С этими словами батюшка встал, подошёл к стоящему неподалёку холодильнику, достал из него две тут же «вспотевшие» бутылочки пива, открыл их и протянул одну Пиндюрину.

– На вот, сын мой, охладись. Понимаю, не легко тебе. А кому щас легко? Бог терпел и нам велел.

Откушав пива, Алексей Михайлович и впрямь немного успокоился. Нельзя сказать, чтобы он постепенно приходил в своё нормальное, обычное расположение духа. Скорее с этим расположением, как и со своей привычной жизнью, он сейчас прощался навсегда. Его охватила апатия, какая-то безысходная обречённость.
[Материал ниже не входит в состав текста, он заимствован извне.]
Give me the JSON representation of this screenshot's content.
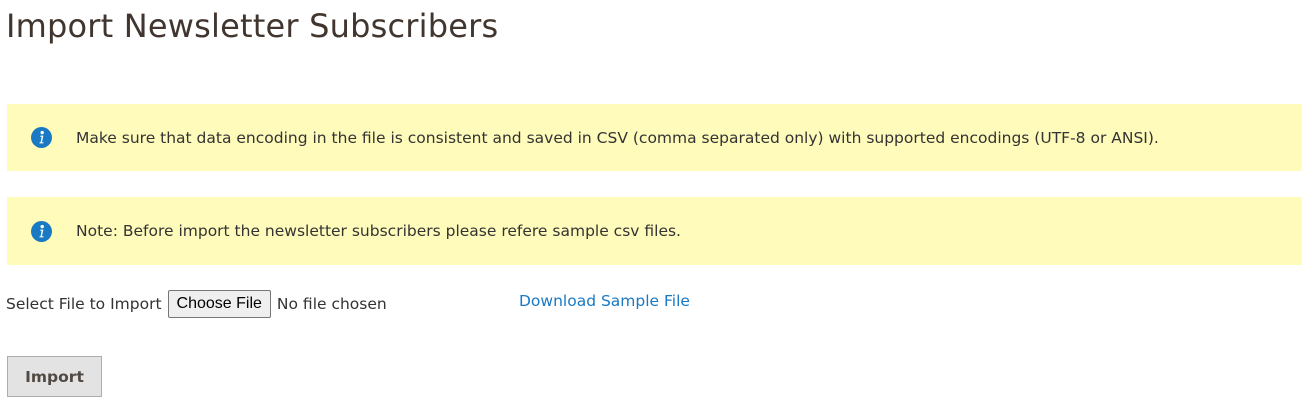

Это свойственно творческим натурам, они легко поддаются унынию и депрессии. Но это только внешнее проявление, так называемая, явная, открытая часть их сущности. Чтобы начисто вытравить из их сознания неистребимую веру в то, что всё будет хорошо, что на смену тёмной ночи неизбежно придёт яркое, солнечное утро, необходимо ни много, ни мало, лишить их жизни. Может, поэтому они так легко смиряются, вроде бы сдаются под давлением обстоятельств, что в глубине души, часто сами не отдавая себе в этом отчёт, неистребимо знают – все эти испытания и невзгоды лишь временная проверка на вшивость, которую нужно пережить, переждать, оставаясь при этом самим собой.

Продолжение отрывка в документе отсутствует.